Abstract

Understanding the key factors influencing the global oceanic redox system is crucial to fully explaining the variations in oceanic chemical dynamics that have occurred throughout the Earth's history. In order to elucidate the mechanisms behind these variations on geological timescales, numerical sensitivity experiments were conducted with respect to the partial pressure of atmospheric molecular oxygen (pO2), the continental shelf area (Acs), and the riverine input rate of reactive phosphorus to the oceans (RP). The sensitivity experiment for atmospheric pO2 indicates that pervasive oceanic anoxia and euxinia appear when pO2<0.145atm and <0.125atm, respectively. These critical values of pO2 are higher than a previous estimate of ~50% PAL (present atmospheric level) due to redox-dependent phosphorus cycling. The sensitivity experiment regarding the shelf area demonstrates that changes in the shelf area during the Phanerozoic significantly affected oceanic oxygenation states by changing marine biogeochemical cycling; a large continental shelf acts as an efficient buffer against oceanic eutrophication and prevents the appearance of ocean anoxia/euxinia.

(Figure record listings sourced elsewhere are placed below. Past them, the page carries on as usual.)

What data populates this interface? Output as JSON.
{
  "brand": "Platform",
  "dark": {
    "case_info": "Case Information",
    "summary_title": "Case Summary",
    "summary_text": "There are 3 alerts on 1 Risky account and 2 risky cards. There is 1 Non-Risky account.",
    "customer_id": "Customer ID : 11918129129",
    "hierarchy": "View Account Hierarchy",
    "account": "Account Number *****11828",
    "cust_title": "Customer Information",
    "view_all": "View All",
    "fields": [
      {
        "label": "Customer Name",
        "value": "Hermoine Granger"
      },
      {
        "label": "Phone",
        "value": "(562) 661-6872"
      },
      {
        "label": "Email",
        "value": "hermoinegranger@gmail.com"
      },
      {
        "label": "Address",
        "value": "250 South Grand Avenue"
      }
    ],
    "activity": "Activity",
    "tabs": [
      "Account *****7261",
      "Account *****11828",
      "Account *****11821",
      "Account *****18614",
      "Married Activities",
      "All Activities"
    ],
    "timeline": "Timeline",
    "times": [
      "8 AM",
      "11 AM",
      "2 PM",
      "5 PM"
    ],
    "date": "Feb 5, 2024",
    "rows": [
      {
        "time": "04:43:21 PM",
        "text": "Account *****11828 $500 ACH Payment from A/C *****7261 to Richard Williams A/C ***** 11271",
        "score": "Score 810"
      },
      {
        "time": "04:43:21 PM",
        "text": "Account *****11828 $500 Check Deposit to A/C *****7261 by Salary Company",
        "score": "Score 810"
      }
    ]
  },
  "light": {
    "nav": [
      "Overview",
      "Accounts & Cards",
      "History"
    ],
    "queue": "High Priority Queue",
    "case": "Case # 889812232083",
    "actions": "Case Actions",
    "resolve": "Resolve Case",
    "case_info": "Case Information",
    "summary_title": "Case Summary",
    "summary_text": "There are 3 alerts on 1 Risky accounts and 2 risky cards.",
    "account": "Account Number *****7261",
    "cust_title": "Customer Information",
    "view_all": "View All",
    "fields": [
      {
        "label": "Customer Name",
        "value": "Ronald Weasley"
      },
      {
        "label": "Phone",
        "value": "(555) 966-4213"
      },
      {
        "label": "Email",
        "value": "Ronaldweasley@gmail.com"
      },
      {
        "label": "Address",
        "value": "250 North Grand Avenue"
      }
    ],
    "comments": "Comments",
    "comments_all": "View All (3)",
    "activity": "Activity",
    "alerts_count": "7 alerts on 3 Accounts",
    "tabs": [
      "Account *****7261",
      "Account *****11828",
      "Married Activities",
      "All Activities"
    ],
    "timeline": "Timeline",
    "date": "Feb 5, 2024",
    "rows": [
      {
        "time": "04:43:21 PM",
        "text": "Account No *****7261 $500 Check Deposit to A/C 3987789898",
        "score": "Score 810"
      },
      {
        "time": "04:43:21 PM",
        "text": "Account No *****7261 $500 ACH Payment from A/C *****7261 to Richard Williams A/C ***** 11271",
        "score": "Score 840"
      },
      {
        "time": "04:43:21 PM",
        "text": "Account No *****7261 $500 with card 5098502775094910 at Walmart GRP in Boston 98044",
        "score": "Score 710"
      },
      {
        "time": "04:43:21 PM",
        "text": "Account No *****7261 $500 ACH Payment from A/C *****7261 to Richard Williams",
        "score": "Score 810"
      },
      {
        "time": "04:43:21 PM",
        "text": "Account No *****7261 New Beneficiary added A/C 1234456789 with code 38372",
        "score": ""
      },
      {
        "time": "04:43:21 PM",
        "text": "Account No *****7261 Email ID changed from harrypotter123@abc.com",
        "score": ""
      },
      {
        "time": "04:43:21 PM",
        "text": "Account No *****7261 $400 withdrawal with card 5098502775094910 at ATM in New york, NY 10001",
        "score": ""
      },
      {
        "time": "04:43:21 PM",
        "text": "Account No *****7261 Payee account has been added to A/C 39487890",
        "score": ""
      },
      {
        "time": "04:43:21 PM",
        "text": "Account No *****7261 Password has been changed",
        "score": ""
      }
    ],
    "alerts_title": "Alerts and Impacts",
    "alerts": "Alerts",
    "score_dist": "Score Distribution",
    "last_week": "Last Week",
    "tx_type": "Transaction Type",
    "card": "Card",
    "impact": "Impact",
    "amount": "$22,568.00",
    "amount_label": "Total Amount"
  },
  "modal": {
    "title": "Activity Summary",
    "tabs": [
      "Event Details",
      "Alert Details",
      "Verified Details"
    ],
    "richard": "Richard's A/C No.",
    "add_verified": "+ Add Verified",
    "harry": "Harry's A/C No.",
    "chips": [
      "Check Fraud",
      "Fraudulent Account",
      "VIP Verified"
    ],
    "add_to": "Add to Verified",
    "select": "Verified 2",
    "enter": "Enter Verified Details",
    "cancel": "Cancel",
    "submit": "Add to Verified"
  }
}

We also found that an enhanced RP is an important mechanism for generation of widespread anoxia/euxinia via expansion of both the oxygen minimum zone and coastal deoxygenation, although the critical RP value depends significantly on pO2, Acs, and the redox-dependent burial efficiency of phosphorus at the sediment--water interface. Our systematic examination of the oceanic redox state under Cretaceous greenhouse climatic conditions also supports the above results.